For many applications, allocating performance among all of the tasks in a system-on-chip (SoC) design is much easier, and provides greater design flexibility, with multiple CPUs than with just one control processor and multiple blocks of logic. Multiple-processor design changes the role of processors, making it possible to design programmability into many functions while keeping power budgets under control.
The biggest advantage of using multiple processors as SoC task blocks is that they're programmable, so changes can be made in software after the chip design is finished. This means that complex state machines can be implemented in firmware running on the processor, significantly reducing verification time. And one SoC can often be used for multiple products, turning features on and off as necessary.
Multiple-processor design promotes much more efficient use of memory blocks. A multiple-processor-based approach makes most of the memories processor-visible, processor-controlled, processor-managed, processor-tested and processor-initialized. Additionally, this reduces overall memory requirements while promoting the flexible sharing and reuse of on-chip memories.

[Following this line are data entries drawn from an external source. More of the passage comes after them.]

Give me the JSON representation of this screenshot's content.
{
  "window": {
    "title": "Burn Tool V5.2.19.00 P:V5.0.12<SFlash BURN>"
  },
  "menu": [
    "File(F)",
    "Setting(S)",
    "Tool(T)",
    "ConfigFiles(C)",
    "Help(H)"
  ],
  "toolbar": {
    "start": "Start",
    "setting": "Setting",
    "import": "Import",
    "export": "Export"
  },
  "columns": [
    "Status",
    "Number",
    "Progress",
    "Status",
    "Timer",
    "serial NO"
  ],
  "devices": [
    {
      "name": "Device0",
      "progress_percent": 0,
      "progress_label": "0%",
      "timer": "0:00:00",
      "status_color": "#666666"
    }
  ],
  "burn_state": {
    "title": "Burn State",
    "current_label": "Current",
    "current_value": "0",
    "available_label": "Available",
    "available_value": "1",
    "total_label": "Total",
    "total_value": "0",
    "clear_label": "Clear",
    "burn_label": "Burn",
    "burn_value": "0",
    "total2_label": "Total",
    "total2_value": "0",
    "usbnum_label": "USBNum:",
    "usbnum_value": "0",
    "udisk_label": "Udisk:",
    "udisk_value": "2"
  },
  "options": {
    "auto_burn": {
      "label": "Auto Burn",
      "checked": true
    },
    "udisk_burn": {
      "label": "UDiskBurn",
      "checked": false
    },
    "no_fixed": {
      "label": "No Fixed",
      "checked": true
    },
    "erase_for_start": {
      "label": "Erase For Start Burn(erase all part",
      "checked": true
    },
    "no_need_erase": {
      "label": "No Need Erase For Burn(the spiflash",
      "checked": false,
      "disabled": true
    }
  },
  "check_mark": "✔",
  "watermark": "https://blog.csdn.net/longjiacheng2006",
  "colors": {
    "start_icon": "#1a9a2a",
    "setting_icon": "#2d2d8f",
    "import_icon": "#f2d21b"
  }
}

But how do you pick the right embedded processors for multiple-CPU designs? How do you partition your design to take maximum advantage of multiple processors? How do you manage the software among all the processors? How do you connect them and manage communications in the hardware?
Four techniques
At the conceptual level, the entire system can be treated as a constellation of concurrent, interacting subsystems or tasks. Each task communicates with other subsystems and shares common resources (memory, data structures, network points). Developers start from a set of tasks for the system and exploit the parallelism by applying a spectrum of techniques, including four basic actions:
- Allocate (mostly) independent tasks to different processors, with communications among tasks expressed via shared memory and messages.
- Speed up each individual task by optimizing the processor on which it runs using a configurable processor.
- For particularly performance-critical tasks, decompose the task into a set of parallel tasks running on a set of optimized, intercommunicating processors.
- Combine multiple low-bandwidth tasks on one processor by time-slicing. This approach degrades parallelism, but may improve SoC cost and efficiency if the processor has enough available computation cycles.